Strong Stout vs the Common Cold
I’ve been feeling crappy since last Thursday, with a head full of a common cold. It put paid to my plans to visit the National Winter Ales Festival on Friday as I stayed in and supped hot lemon and honey drinks instead, but on Saturday night I thought I’d take the offensive. So I decided to break out a couple of strong stouts, on the grounds that at least I ought to be able to taste those…
First up was Ridgeway Foreign Export Stout, weighing in at a hefty 8% ABV. Ridgeway beers are brewed by Peter Scholey, formerly the head brewer at Brakspear, mainly for the US export market (as far as I can tell) although I picked this one up in my pre-Xmas trip to Beer Ritz in Leeds.
It poured an almost opaque black and thanks to its bottle-conditioning was slightly effervescent, resulting in a big frothy head, although it didn’t hang around for long. Flavour-wise is was all big, burnt sugars cut through with treacle, liquorice and cough syrup. Which seemed appropriate under the circumstances. After a while, the sugars settled down and a more stewed-fruit character began to come through: I eventually decided it was like scraping the sticky bits from the edge of a blackcurrant crumble dish (and everyone knows that those bits are the best bits, right?) Very, very nice indeed and one I’d be happy to go back to (once I have a nose that actually works… it didn’t miraculously cure my cold).
After that I brought out the big guns: De Struise / De Molen Black Damnation, a blend of De Struise Black Albert and De Molen Hel & Verdoemenis (“Hell and Damnation”). Two bottles of this 13% ABV Low Countries stout have been lurking menacingly in the cupboard since I bought them as part of a BeerMerchants.com rare continentals case back in the summer, so the one I opened had benefited from an extra six months’ bottle maturation (although the best before date is given as March 2014, so that’s probably when I’ll be opening the other one).

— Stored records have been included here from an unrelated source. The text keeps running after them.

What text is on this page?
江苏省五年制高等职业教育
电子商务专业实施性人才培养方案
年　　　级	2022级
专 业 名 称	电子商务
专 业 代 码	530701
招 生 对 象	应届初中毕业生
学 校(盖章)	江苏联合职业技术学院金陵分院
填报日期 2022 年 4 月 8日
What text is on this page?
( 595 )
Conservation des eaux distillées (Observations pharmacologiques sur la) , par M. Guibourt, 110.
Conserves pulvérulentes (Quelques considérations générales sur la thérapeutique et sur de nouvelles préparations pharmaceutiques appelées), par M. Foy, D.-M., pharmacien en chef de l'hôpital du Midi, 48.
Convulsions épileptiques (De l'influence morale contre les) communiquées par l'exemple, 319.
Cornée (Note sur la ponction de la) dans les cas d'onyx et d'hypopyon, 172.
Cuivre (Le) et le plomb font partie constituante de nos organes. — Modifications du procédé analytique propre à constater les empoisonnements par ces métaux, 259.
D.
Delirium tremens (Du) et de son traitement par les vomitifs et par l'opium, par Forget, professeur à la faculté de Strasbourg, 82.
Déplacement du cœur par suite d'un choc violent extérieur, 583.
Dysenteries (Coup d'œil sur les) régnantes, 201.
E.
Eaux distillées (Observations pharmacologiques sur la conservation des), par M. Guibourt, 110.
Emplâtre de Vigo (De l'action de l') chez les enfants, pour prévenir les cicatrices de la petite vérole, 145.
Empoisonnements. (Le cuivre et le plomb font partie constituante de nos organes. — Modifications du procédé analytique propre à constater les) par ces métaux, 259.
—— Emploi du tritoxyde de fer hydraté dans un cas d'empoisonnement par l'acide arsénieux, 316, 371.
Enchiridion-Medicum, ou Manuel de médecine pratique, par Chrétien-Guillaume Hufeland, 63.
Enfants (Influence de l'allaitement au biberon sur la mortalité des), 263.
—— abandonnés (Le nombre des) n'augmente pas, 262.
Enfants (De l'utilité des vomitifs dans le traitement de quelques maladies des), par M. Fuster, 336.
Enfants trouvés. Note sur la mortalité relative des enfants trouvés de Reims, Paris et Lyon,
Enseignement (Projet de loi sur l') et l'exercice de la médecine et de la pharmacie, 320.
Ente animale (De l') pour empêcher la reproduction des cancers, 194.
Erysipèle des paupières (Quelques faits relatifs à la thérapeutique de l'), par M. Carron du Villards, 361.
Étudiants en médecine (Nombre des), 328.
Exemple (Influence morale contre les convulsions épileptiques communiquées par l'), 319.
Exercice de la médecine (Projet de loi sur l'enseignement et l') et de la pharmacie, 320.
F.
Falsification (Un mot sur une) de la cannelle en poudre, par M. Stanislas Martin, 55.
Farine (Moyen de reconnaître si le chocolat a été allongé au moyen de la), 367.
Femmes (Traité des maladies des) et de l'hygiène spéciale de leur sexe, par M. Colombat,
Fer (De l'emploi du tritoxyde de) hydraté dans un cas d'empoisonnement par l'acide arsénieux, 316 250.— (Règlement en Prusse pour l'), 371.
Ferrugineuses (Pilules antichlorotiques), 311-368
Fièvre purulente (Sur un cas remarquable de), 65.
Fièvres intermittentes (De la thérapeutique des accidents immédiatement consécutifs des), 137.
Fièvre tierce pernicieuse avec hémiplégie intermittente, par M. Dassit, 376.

Pouring a thick, thick black with a big tan-coloured head, Black Damnation was all about the big, big flavours again: mocha coffee, dark sugar and toasted hazelnuts, with a generous measure of charcoal and peat-smoke mixed in for good measure – Jo said it distinctly reminded her of Laphroaig single malt – and a bit of a tang of charred orange peel (imagine you left some orange peel on the barbecue after the flames had died down, that sort of thing). All of that delivered by a lasciviously viscous mouth-feel: wonderful stuff, quite wonderful.
And after that one… well, I happily forgot that I had a cold for a while, I can tell you. But it was still lingering on Sunday morning and my sinuses are still on fire as I type this. But hey, you know what they say about a cold: “treat it and it will last for two weeks, don’t treat it and it will last for a fortnight”. By that reckoning I’ve got another week or so to go, so I might just try another strong-stout treatment at the weekend, on the off-chance that the next one works. You never know, eh?